仮に死期が確実であっても、自然死に先んじて死を促進させた場合は殺人行為である。例えば、事故で瀕死の状態にある者を包丁で刺したというような場合も殺人にあたる。
 殺人の手段・方法には制限はない。有形的な方法はもとより、たとえば強度の精神的衝撃を与える等の無形的な方法によっても良い。

[2]殺人罪の罪数は、行為の客体である「人」[=被害者]の数が基準とされる。生命は各人に固有の一身専属的な法益であって、各被害者ごとに独立して評価されるべきだからである。

・1人の人間に対して数回殺人行為を行い、最終的に殺害した場合、殺人罪「一」罪が成立する。

・1個の行為で3人を殺害した場合には3個の殺人罪が成立する。ただし、1個の行為で行っているので「観念的競合」[54条1項前段]となる。

<自殺関与・同意殺人罪>

 人を教唆し、若しくは幇助して自殺させ[自殺関与罪]、または人をその嘱託を受け若しくはその承諾を得て殺した[同意殺人罪]者は、6月以上7年以下の懲役又は禁錮に処せられる「202条」。

 一般に、自殺することは違法ではないと解されている。ただ、生命は本人だけが左右することのできるものであり、他人がそれに干渉したり原因を与えたりする行為は違法である。それゆえ本条が定められた。本条は、刑法総則の一般的な犯罪規定[61条・62条]の教唆・幇助とは全く別個に、他人の生命の否定に関与する行為を独自に処罰したものだと解されている。

<自殺関与罪の行為>

[1]自殺関与罪の行為は、教唆若しくは幇助である。

 「教唆」とは、自殺の意思のない者に、故意に基づいて何らかの手段を講じ自殺の意思を生じさせ自殺させることをいう。
 「幇助」とは、すでに自殺を決意している者に対して、その自殺行為を援助し、自殺を容易にさせることをいう。

[2]同意殺人罪の行為は、被殺者の嘱託を受け、又はその承諾を得て殺すことである。

・「嘱託」とは、被殺者がその殺害を依頼することをいう。
・「承諾」とは、被殺者がその殺害の申込みに同意することをいう。

 嘱託、承諾は、「真意に基づいて」なされたものでなければならない。
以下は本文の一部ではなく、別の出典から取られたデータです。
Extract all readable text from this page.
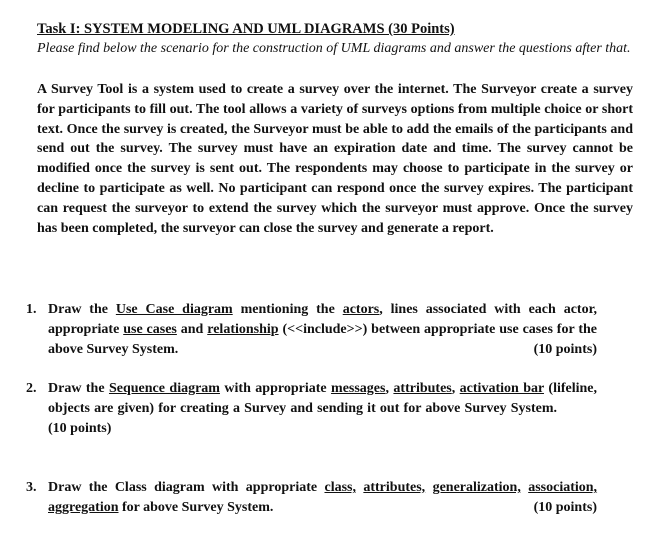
Task I: SYSTEM MODELING AND UML DIAGRAMS (30 Points)
Please find below the scenario for the construction of UML diagrams and answer the questions after that.
A Survey Tool is a system used to create a survey over the internet. The Surveyor create a survey for participants to fill out. The tool allows a variety of surveys options from multiple choice or short text. Once the survey is created, the Surveyor must be able to add the emails of the participants and send out the survey. The survey must have an expiration date and time. The survey cannot be modified once the survey is sent out. The respondents may choose to participate in the survey or decline to participate as well. No participant can respond once the survey expires. The participant can request the surveyor to extend the survey which the surveyor must approve. Once the survey has been completed, the surveyor can close the survey and generate a report.
1. Draw the Use Case diagram mentioning the actors, lines associated with each actor, appropriate use cases and relationship (<<include>>) between appropriate use cases for the above Survey System.	(10 points)
2. Draw the Sequence diagram with appropriate messages, attributes, activation bar (lifeline, objects are given) for creating a Survey and sending it out for above Survey System.(10 points)
3. Draw the Class diagram with appropriate class, attributes, generalization, association, aggregation for above Survey System.	(10 points)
すなわち、死亡することの意味を熟慮した上、自由な意思により殺害を依頼し、又は同意するものでなければならない。
 また、嘱託、承諾は、普通の事理弁識能力を有する被殺者自身が表明し、また殺害行為時に存在していなければならない。

<傷害罪・傷害致死罪>

 人の身体を傷害した者は、傷害罪として、15年以下の懲役又は50万円以下の罰金に処せられる「204条」。
 身体を傷害し、よって人を死亡させた者は、傷害致死罪として、3年以上の有期懲役に処せられる[205条]。

 傷害罪は、人の身体の安全を保護法益とする。
 傷害の結果、被害者が死亡した場合には、傷害罪の結果的加重犯として傷害致死罪が成立する。

<傷害の意義>

 「傷害」とは、具体的にどのような状態をさすのか。殴ってけがをさせたりすれば、「傷害」に当たることは問題ない。それでは、女性の髪を根元から剃って丸坊主にしてしまう行為について、傷害罪が成立するか。
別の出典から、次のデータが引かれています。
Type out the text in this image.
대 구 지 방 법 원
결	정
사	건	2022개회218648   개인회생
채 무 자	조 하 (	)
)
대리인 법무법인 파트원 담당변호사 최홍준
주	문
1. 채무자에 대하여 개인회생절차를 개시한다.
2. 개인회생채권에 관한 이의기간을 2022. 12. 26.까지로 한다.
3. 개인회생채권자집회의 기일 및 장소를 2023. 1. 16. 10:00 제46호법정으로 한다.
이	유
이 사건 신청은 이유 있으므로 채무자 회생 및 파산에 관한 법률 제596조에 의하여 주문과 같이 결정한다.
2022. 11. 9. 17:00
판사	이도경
 傷害の意義をいかに解するかについては、次の2説が対立する。
・A説・・・「傷害」とは、「生理的機能」を害することをさす。
・B説・・・「傷害」とは、「身体の完全性」を害することをさす。

 女性の頭を丸坊主にしてもその「生理的機能」は害されないが、「身体の完全性」は害される。
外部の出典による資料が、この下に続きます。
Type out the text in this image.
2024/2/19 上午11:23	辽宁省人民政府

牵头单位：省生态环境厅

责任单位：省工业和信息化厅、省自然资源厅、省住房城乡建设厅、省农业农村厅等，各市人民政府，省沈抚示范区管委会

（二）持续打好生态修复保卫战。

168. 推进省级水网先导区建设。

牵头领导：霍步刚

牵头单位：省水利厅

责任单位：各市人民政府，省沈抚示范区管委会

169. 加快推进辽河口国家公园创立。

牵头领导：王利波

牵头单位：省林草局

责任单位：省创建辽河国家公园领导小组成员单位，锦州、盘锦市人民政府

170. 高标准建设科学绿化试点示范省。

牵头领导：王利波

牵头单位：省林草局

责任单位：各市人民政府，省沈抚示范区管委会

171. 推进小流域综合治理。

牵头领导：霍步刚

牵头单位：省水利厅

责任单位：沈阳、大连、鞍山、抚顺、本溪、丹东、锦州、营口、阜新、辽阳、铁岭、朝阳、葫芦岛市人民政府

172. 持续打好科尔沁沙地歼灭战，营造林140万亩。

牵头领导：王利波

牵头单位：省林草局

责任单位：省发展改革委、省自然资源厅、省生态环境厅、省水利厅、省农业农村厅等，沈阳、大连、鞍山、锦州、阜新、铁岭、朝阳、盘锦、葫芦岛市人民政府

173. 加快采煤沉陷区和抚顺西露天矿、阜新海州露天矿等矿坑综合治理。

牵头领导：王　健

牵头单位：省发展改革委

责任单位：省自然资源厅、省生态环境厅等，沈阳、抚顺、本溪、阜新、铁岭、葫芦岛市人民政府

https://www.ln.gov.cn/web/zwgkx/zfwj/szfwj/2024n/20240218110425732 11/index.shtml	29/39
・A説・・・女性の髪を根元から剃ると、傷害罪ではなく暴行罪
・B説・・・女性の髪を根元から剃ると、傷害罪

 判例は、A説に立ち、暴行罪「208条」が成立するにとどまるとした。

≪その他「傷害」にあたるとされた例≫

・病毒を感染させる
・メチルアルコールを飲ませて疲労・倦怠感を覚えさせる

<傷害罪の客体>

 傷害罪の客体は、「人の身体」である。

・「人の身体」とは、「自然人である他人の身体」を意味する。
・「人の身体」に「自己の身体」は含まれない。
 自分の身体を傷害しても[「自傷行為」という。]、傷害罪は成立しない。

<傷害行為>

 傷害には、殴る、蹴るといった「暴行による場合」だけでなく、「暴行によらない場合」もある。
 たとえば、嫌がらせの電話を繰り返しかけて、相手方に不眠症や精神に異常をもたらす行為も、傷害行為にあたるとされる。

※暴行とは、人に対する不法な有形力の行使をいう。

◆≪最決H17年3月29日≫

 隣家の住人に精神的ストレスによる傷害を生じさせることを認識しながら、約1年半の間、連日朝から深夜ないし翌朝まで、窓際やその付近に置いたラジオや目覚時計を大音量で鳴らし続け、隣家の住人を慢性頭痛症などにさせた場合は、傷害罪にあたる。→騒音まき散らし行為は、「暴行」には当たらない。「暴行によらない傷害」の一例。

※ところで、傷害罪には未遂犯処罰規定が存在しない。

・「暴行の方法」による場合、傷害の故意で、暴行の結果しか発生しなかった場合には、暴行罪が成立する。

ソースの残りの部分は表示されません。